The SEC has a rule that restricts the definition of an accredited investor to a person who has income in excess of $200,000.

(6) Any natural person who had an individual income in excess of $200,000 in each of the two most recent years or joint income with that person's spouse in excess of $300,000 in each of those years and has a reasonable expectation of reaching the same income level in the current year;

Title 17 → Chapter II → Part 230 → §230.501

How was this number decided, and what is the reasoning behind this decision?

2 Answers 2


It's essentially a legally enshrined incentive for high net worth investors to supply capital, which is consistent with the other entities that qualify in § 230.501. It tends to come with increased access to riskier offerings, where the risk ensues from exempted registration.

While nominal dollar thresholds typically get eroded away by inflation, they needed a line in the sand to represent financial sophistication.

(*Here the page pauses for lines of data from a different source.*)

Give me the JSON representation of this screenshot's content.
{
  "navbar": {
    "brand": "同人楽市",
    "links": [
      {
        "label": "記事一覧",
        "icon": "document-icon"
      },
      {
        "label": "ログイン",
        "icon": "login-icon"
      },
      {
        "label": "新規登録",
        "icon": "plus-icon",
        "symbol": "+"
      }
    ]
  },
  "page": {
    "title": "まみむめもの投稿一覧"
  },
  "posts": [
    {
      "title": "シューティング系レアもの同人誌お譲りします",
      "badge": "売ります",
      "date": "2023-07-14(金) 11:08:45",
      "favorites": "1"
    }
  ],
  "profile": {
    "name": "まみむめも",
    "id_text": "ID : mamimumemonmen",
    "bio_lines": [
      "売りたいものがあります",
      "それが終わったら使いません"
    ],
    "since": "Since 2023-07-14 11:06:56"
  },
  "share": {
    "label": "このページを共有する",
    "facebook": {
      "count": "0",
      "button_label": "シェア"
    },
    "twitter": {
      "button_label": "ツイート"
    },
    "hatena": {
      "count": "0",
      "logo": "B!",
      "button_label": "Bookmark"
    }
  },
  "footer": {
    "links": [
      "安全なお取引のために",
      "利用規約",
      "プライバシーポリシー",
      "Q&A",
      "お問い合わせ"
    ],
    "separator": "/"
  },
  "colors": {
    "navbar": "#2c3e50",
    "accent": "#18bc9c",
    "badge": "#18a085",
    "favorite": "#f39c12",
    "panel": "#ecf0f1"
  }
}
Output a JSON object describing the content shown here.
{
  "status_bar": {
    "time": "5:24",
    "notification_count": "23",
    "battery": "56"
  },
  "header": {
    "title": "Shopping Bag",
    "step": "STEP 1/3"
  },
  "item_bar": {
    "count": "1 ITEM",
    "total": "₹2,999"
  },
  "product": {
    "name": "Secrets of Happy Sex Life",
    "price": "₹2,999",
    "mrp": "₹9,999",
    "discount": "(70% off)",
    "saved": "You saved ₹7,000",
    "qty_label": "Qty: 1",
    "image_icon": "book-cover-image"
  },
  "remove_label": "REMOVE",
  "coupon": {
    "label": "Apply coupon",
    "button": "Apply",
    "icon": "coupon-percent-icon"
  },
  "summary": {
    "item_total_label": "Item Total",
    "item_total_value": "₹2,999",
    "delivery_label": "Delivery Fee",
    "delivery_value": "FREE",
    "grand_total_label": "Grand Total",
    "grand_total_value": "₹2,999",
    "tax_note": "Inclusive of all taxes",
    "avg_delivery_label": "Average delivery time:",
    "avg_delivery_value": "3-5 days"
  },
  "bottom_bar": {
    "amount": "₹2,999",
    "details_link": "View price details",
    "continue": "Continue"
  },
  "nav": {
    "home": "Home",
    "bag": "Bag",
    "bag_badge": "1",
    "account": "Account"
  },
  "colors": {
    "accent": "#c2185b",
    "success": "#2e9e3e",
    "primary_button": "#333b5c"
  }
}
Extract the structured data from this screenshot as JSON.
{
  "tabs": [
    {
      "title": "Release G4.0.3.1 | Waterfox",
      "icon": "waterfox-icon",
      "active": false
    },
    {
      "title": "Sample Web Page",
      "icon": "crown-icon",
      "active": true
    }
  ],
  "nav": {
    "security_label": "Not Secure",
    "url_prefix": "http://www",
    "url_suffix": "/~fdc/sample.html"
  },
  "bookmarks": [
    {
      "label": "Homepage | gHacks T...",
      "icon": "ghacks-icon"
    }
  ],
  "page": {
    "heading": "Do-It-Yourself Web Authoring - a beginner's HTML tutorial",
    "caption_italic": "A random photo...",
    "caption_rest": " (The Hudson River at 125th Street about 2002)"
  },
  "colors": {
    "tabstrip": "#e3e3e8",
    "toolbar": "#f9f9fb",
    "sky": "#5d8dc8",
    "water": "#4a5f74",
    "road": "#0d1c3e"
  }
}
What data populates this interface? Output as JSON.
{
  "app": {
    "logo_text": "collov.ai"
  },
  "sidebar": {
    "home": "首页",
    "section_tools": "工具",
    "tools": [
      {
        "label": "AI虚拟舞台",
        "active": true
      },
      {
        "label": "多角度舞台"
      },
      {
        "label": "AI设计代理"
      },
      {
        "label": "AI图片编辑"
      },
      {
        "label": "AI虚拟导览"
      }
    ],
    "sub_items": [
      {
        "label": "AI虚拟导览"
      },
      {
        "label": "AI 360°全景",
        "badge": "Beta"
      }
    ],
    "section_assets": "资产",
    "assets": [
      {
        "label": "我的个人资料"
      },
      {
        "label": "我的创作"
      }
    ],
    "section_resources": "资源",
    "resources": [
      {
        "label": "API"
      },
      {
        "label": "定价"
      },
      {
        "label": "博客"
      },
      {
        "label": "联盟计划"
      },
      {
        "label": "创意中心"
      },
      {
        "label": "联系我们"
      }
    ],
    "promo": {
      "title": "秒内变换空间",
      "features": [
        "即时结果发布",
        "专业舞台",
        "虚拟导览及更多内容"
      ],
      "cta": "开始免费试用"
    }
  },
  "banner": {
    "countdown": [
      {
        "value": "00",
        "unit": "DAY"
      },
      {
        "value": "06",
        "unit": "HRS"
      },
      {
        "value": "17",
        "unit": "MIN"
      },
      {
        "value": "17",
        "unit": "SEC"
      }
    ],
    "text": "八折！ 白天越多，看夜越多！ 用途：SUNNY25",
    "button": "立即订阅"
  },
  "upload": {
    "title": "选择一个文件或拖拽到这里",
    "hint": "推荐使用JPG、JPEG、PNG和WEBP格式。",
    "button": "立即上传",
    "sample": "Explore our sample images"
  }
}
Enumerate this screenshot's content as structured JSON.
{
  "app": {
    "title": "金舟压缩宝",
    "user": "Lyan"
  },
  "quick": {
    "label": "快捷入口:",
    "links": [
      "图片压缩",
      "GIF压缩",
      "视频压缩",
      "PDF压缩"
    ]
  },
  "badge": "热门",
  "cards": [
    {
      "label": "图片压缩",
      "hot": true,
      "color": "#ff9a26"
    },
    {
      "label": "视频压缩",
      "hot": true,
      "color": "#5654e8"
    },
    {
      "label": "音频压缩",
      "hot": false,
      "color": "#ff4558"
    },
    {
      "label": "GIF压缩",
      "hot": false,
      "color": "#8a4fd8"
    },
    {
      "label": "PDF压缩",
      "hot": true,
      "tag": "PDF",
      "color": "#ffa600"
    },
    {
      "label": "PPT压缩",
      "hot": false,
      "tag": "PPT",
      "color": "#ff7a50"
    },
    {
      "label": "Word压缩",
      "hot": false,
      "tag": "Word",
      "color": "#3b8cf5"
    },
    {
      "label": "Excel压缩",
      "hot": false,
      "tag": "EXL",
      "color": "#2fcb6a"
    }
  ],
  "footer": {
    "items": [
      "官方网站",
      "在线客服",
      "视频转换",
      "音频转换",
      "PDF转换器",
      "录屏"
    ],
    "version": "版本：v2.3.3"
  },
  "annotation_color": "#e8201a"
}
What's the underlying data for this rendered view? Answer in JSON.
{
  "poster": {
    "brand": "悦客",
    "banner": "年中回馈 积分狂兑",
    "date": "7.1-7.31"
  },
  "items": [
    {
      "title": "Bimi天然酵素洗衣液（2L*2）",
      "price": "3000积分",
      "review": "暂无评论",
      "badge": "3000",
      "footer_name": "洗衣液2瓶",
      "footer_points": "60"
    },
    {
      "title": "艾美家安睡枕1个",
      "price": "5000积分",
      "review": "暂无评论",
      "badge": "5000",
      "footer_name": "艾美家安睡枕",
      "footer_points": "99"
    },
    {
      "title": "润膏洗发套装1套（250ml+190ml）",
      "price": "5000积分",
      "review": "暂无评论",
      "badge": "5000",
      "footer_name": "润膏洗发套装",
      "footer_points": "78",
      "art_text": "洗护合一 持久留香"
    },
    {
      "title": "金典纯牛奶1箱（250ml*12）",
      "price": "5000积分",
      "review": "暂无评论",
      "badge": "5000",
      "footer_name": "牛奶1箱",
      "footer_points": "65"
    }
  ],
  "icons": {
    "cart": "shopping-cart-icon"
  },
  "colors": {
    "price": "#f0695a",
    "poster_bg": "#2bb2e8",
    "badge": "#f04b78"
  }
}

Speculation: I suspect the initial number was a ballpark attempt to approximate the point at which individuals (at that time) tended to be involved in more complex projects (e.g. certain hedges and ventures).


put in the vernacular, an "accredited investor" is a so-called "sophisticated" investor who does not need to be protected from their own stupidity or from rapacious consultants who prey on passive market participants (i.e. 401(k) fundies.)

The number chosen IS essentially arbitrary. It's essentially 5x the median US income.